While highly appreciating the solutions and policies set forth in the government’s Resolution No.115/NQ-CP on the development of supporting industries, Truong Thi Chi Binh, vice president and general secretary at the Vietnam Association for Supporting Industries, talked with Minh Vu about some recommendations to improve the competitiveness of related enterprises in the supply chain.
How do you assess the role of Resolution 115 in promoting the development of supporting industries?
The two highlights of the resolution are solutions in terms of credit and technical assistance relating to the automobile and supporting industries. The resolution clarifies incentives in terms of interest for short-term loans from credit organisations.
Regarding mid-term and long-term loans, the state will offset a part of interest compared to the existing interest level in order to support enterprises with products mentioned in list of those of supporting industries prioritised for development. In other countries, joining in the supply chain is a factor for enterprises to ensure loans – they only need a good business plan. Meanwhile, Vietnamese enterprises may have to mortgage off assets for obtaining loans.
There will be development of five technical centres – for electronics, mechanical, two for garments and textiles, and another for leather shoes. The move will be a spotlight to promote the development of supporting industries. However, maintaining the operation of these centres is a challenge because it takes large sums of money to invest in equipment and machinery, while they face risk of being downgraded and becoming obsolete after only a few years.
The state can’t spend money upgrading this machinery unless it enjoys support from large-scale groups.
The remaining solutions are quite practical, including building industrial zones for supporting industries to encourage formation of linked industrial clusters as well as establishment of manufacturing and assembly corporations similar to Truong Hai Auto Corporation and VinFast.
Which supporting industries should be prioritised for development?
Heavy and large equipment which is difficult and costly to import from overseas should be manufactured locally. The automobile industry is a sector that all foreign-invested enterprises should localise in order to enjoy the incentives and advantages of the market.
Thus, larger parts such as the underbody, body shell, and large plastic parts which usually cost a lot of capital for logistics and warehouses, and which suffer from tariffs if importing from overseas, will be prioritised.
Although the price of these mechanically-stamped products may not be very high, if enterprises can manufacture and provide to automobile manufacturers, it will be profitable for them.

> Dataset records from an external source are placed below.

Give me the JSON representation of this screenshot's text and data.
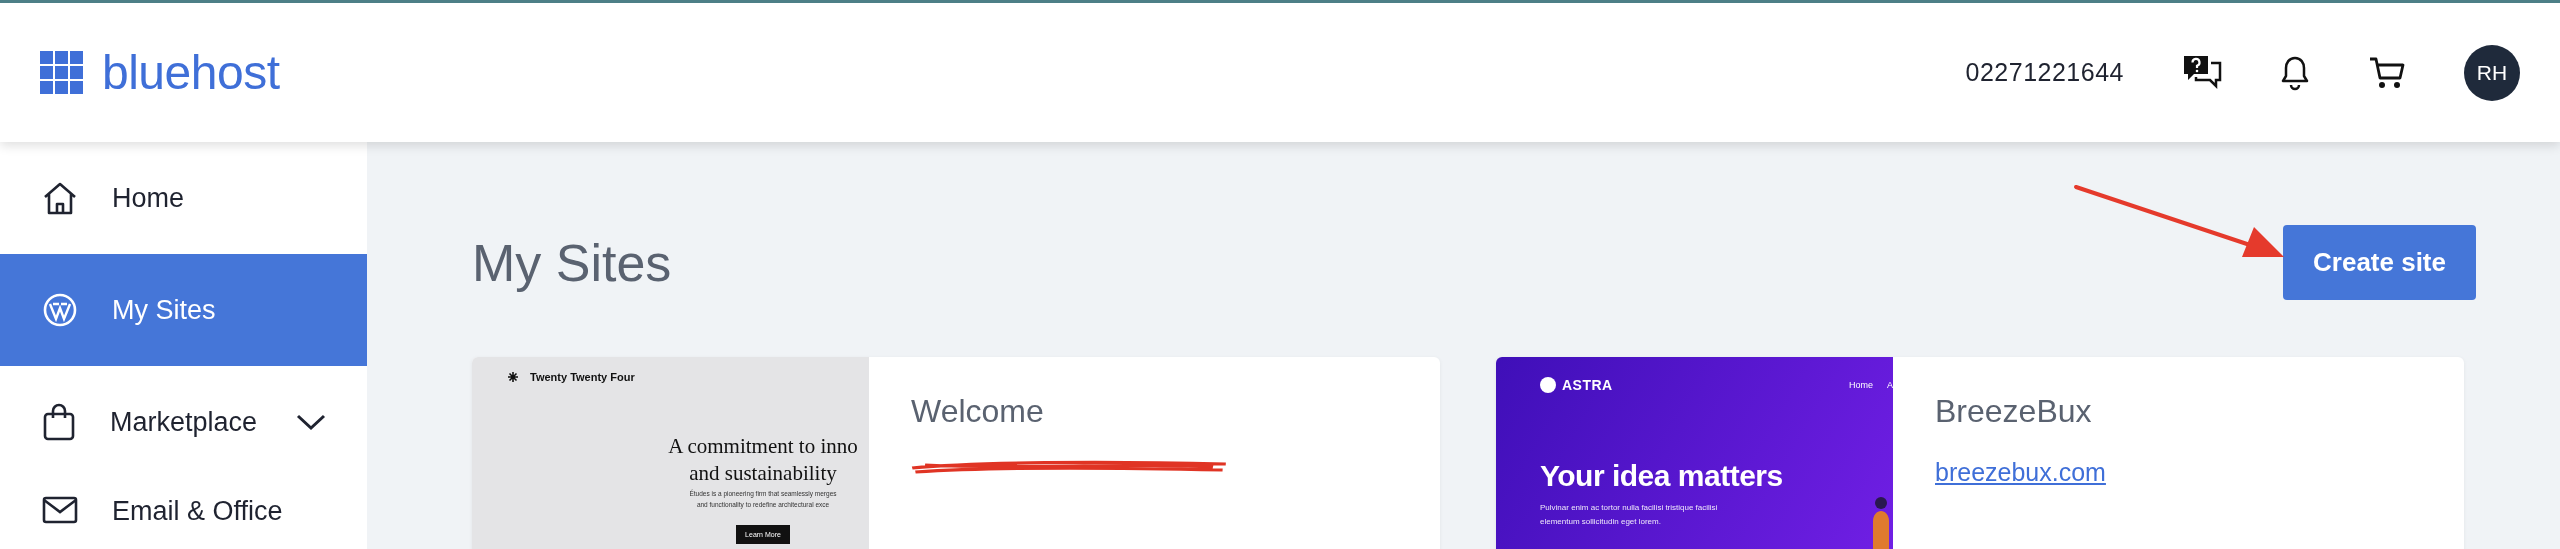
{
  "header": {
    "logo": "bluehost",
    "phone": "02271221644",
    "avatar": "RH"
  },
  "sidebar": {
    "items": [
      {
        "label": "Home",
        "kind": "home",
        "selected": false,
        "expandable": false
      },
      {
        "label": "My Sites",
        "kind": "wordpress",
        "selected": true,
        "expandable": false
      },
      {
        "label": "Marketplace",
        "kind": "bag",
        "selected": false,
        "expandable": true
      },
      {
        "label": "Email & Office",
        "kind": "mail",
        "selected": false,
        "expandable": false
      }
    ]
  },
  "page": {
    "title": "My Sites",
    "create_button": "Create site"
  },
  "sites": [
    {
      "name": "Welcome",
      "redacted": true,
      "preview": {
        "kind": "twenty-twenty-four",
        "site_title": "Twenty Twenty Four",
        "headline": [
          "A commitment to inno",
          "and sustainability"
        ],
        "body": [
          "Études is a pioneering firm that seamlessly merges",
          "and functionality to redefine architectural exce"
        ],
        "button": "Learn More"
      }
    },
    {
      "name": "BreezeBux",
      "redacted": false,
      "url": "breezebux.com",
      "preview": {
        "kind": "astra",
        "brand": "ASTRA",
        "nav": [
          "Home",
          "A"
        ],
        "headline": "Your idea matters",
        "body": [
          "Pulvinar enim ac tortor nulla facilisi tristique facilisi",
          "elementum sollicitudin eget lorem."
        ]
      }
    }
  ]
}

While the output of supporting industries should be around 30,000-50,000 units per model, quantity of consumption is around 5,000-10,000 only at present. Thus, they need the support of the government to focus the consumption on several models only and enhance the performance of supporting industries.
Can you highlight some recommendations to improve product quality, reduce costs, and enhance competitiveness of local suppliers?

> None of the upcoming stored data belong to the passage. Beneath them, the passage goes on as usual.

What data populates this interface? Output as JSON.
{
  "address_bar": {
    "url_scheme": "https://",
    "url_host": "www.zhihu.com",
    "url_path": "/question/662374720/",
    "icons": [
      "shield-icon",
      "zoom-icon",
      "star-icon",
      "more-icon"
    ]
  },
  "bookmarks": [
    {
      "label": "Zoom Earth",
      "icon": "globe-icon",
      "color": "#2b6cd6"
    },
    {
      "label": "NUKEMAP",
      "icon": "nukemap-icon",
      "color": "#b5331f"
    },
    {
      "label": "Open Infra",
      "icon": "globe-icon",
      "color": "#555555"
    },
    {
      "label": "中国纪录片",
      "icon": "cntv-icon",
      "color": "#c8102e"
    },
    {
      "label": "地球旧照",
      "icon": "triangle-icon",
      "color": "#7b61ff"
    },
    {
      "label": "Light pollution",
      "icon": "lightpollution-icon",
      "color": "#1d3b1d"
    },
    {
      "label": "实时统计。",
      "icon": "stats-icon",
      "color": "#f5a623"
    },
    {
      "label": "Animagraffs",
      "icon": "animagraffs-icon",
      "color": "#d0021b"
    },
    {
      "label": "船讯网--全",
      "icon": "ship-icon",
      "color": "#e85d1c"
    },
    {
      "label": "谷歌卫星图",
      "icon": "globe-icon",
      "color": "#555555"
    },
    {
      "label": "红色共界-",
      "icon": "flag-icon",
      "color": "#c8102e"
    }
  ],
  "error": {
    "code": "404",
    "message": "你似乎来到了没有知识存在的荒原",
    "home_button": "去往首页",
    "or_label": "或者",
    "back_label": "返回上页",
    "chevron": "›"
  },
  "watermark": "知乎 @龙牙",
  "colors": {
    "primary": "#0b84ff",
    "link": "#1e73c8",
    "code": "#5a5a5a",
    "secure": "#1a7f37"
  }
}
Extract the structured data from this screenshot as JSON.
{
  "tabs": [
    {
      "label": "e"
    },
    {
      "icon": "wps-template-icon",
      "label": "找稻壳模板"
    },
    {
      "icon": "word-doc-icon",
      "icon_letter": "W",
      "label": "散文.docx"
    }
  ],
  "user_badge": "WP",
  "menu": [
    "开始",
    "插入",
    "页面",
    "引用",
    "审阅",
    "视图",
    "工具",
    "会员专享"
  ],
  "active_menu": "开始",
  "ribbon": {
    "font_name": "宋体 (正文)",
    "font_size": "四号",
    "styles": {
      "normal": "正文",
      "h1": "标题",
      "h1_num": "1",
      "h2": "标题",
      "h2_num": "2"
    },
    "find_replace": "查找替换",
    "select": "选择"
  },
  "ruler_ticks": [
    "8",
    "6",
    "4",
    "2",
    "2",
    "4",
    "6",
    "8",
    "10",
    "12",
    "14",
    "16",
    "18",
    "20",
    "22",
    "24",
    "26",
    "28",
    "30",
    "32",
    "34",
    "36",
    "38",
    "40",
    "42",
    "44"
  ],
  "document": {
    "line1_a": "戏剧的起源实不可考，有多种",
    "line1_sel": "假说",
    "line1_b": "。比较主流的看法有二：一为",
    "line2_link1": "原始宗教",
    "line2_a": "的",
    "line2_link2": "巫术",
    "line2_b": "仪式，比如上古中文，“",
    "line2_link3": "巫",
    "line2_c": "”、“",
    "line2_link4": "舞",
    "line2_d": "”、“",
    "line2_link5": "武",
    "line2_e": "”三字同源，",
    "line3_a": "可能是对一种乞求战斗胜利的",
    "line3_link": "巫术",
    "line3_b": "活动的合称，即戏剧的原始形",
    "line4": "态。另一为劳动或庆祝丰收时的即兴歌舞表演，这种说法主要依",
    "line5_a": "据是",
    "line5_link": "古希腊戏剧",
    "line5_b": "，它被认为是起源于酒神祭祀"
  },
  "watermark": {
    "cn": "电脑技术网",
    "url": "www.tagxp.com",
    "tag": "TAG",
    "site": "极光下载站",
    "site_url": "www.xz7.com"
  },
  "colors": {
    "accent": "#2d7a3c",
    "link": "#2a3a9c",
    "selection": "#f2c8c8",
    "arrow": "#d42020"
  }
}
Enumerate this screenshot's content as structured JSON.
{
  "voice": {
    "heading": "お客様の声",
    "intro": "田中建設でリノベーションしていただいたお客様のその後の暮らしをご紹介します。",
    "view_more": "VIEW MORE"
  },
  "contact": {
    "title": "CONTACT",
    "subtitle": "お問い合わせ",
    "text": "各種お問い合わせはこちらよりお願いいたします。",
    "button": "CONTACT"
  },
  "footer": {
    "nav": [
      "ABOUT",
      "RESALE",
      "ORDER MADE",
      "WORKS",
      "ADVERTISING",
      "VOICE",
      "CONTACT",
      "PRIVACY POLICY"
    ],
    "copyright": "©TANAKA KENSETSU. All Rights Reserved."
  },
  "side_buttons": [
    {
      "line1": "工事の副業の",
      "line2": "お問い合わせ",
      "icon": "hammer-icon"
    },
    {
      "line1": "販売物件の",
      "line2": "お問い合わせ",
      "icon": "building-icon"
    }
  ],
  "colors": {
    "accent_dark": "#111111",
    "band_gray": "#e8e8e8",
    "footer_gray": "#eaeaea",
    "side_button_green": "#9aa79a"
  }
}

Quality of products in Vietnamese suppliers is good enough to compete with those of foreign-invested counterparts. However, their price is too high now. So the most important recommendation is to cut down most administrative checks to leave suppliers to carry out their business.
The number of local suppliers is still few, so a lot of jobs have to be outsourced overseas. Besides these, lending rates applied for them should be lowered. South Korean companies can borrow money at a lending rate of 1-2 per cent only, while local ones are suffering from rates of 5-7 per cent or more.

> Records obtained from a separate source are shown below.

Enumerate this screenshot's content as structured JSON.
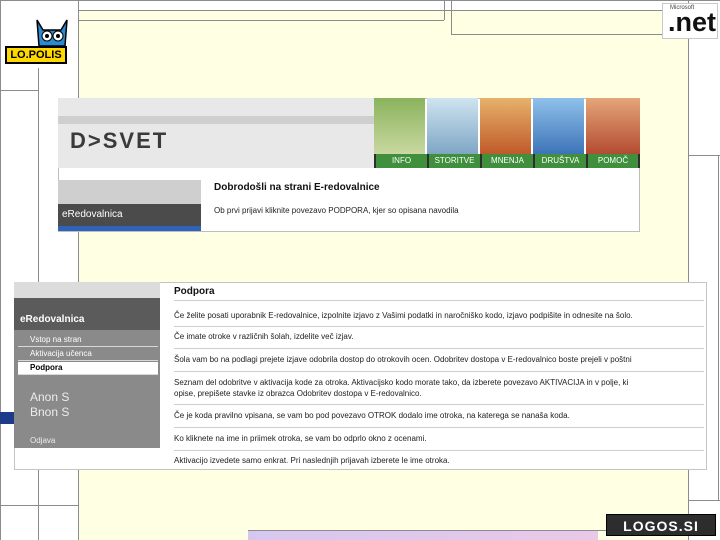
{
  "logos": {
    "lopolis": "LO.POLIS",
    "net_small": "Microsoft",
    "net_big": ".net",
    "logos": "LOGOS.SI"
  },
  "dsvet": {
    "logo": "D>SVET",
    "nav": [
      "INFO",
      "STORITVE",
      "MNENJA",
      "DRUŠTVA",
      "POMOČ"
    ],
    "side_label": "eRedovalnica",
    "welcome_title": "Dobrodošli na strani E-redovalnice",
    "welcome_text": "Ob prvi prijavi kliknite povezavo PODPORA, kjer so opisana navodila"
  },
  "support": {
    "side_label": "eRedovalnica",
    "menu": [
      "Vstop na stran",
      "Aktivacija učenca",
      "Podpora"
    ],
    "menu_lower": [
      "Anon S",
      "Bnon S",
      "Odjava"
    ],
    "title": "Podpora",
    "paragraphs": [
      "Če želite posati uporabnik E-redovalnice, izpolnite izjavo z Vašimi podatki in naročniško kodo, izjavo podpišite in odnesite na šolo.",
      "Če imate otroke v različnih šolah, izdelite več izjav.",
      "Šola vam bo na podlagi prejete izjave odobrila dostop do otrokovih ocen. Odobritev dostopa v E-redovalnico boste prejeli v poštni",
      "Seznam del odobritve v aktivacija kode za otroka. Aktivacijsko kodo morate tako, da izberete povezavo AKTIVACIJA in v polje, ki",
      "opise, prepišete stavke iz obrazca Odobritev dostopa v E-redovalnico.",
      "Če je koda pravilno vpisana, se vam bo pod povezavo OTROK dodalo ime otroka, na katerega se nanaša koda.",
      "Ko kliknete na ime in priimek otroka, se vam bo odprlo okno z ocenami.",
      "Aktivacijo izvedete samo enkrat. Pri naslednjih prijavah izberete le ime otroka."
    ]
  },
  "colors": {
    "nav_green": "#3f8f3c",
    "yellow_bg": "#ffffe3",
    "accent_blue": "#2e63b8"
  }
}
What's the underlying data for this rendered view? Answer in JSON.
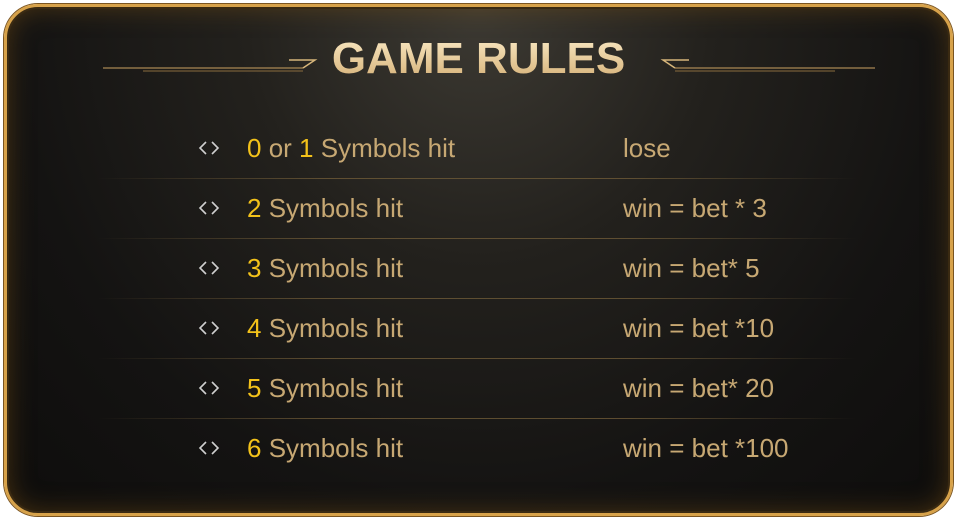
{
  "title": "GAME RULES",
  "colors": {
    "accent_gold": "#f3c21a",
    "text_tan": "#c7a873",
    "border_gold": "#d7a24a",
    "background": "#141312"
  },
  "rules": [
    {
      "number": "0",
      "joiner": " or ",
      "number2": "1",
      "text": " Symbols hit",
      "result": "lose"
    },
    {
      "number": "2",
      "text": " Symbols hit",
      "result": "win = bet * 3"
    },
    {
      "number": "3",
      "text": " Symbols hit",
      "result": "win = bet* 5"
    },
    {
      "number": "4",
      "text": " Symbols hit",
      "result": "win = bet *10"
    },
    {
      "number": "5",
      "text": " Symbols hit",
      "result": "win = bet* 20"
    },
    {
      "number": "6",
      "text": " Symbols hit",
      "result": "win = bet *100"
    }
  ]
}
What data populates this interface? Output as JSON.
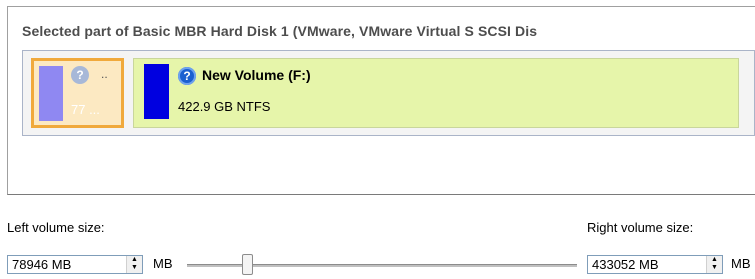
{
  "group": {
    "title": "Selected part of Basic MBR Hard Disk 1 (VMware, VMware Virtual S SCSI Dis"
  },
  "small_partition": {
    "label_dots": "..",
    "size_short": "77 ...",
    "icon": "question-icon",
    "bar_color": "#8f88f2",
    "selected_border_color": "#f0a93c"
  },
  "main_partition": {
    "name": "New Volume (F:)",
    "size_fs": "422.9 GB NTFS",
    "icon": "question-icon",
    "bar_color": "#0000e0",
    "background_color": "#e6f5aa"
  },
  "left_volume": {
    "label": "Left volume size:",
    "value": "78946 MB",
    "unit": "MB"
  },
  "right_volume": {
    "label": "Right volume size:",
    "value": "433052 MB",
    "unit": "MB"
  },
  "slider": {
    "fraction": 0.154
  }
}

What should we do to reach the target of 2,000 supporting businesses by 2030?
The government should encourage startups related to the manufacturing industry. For example, the Japanese government exempts land rental for three years, removes corporate income tax, and taxes on purchasing or importing machines, as well as applying very preferential interest rates for them at 1-2 per cent.
Supporting industries follow the automobile industry. The annual consumption of the market is 400,000 units only, coming from 20 manufacturers and covering a variety of models. The costs of localised vehicles will be affordable if the output of each model is 50,000 units annually.
The best sales models in Vietnam, which are the Toyota Innova and Vios, reached 30,000 units per year. So the government should concentrate on promoting and increasing the demand for some models only by reducing the offering price, in order to raise the localisation rate of these models and strengthen local supporting industries.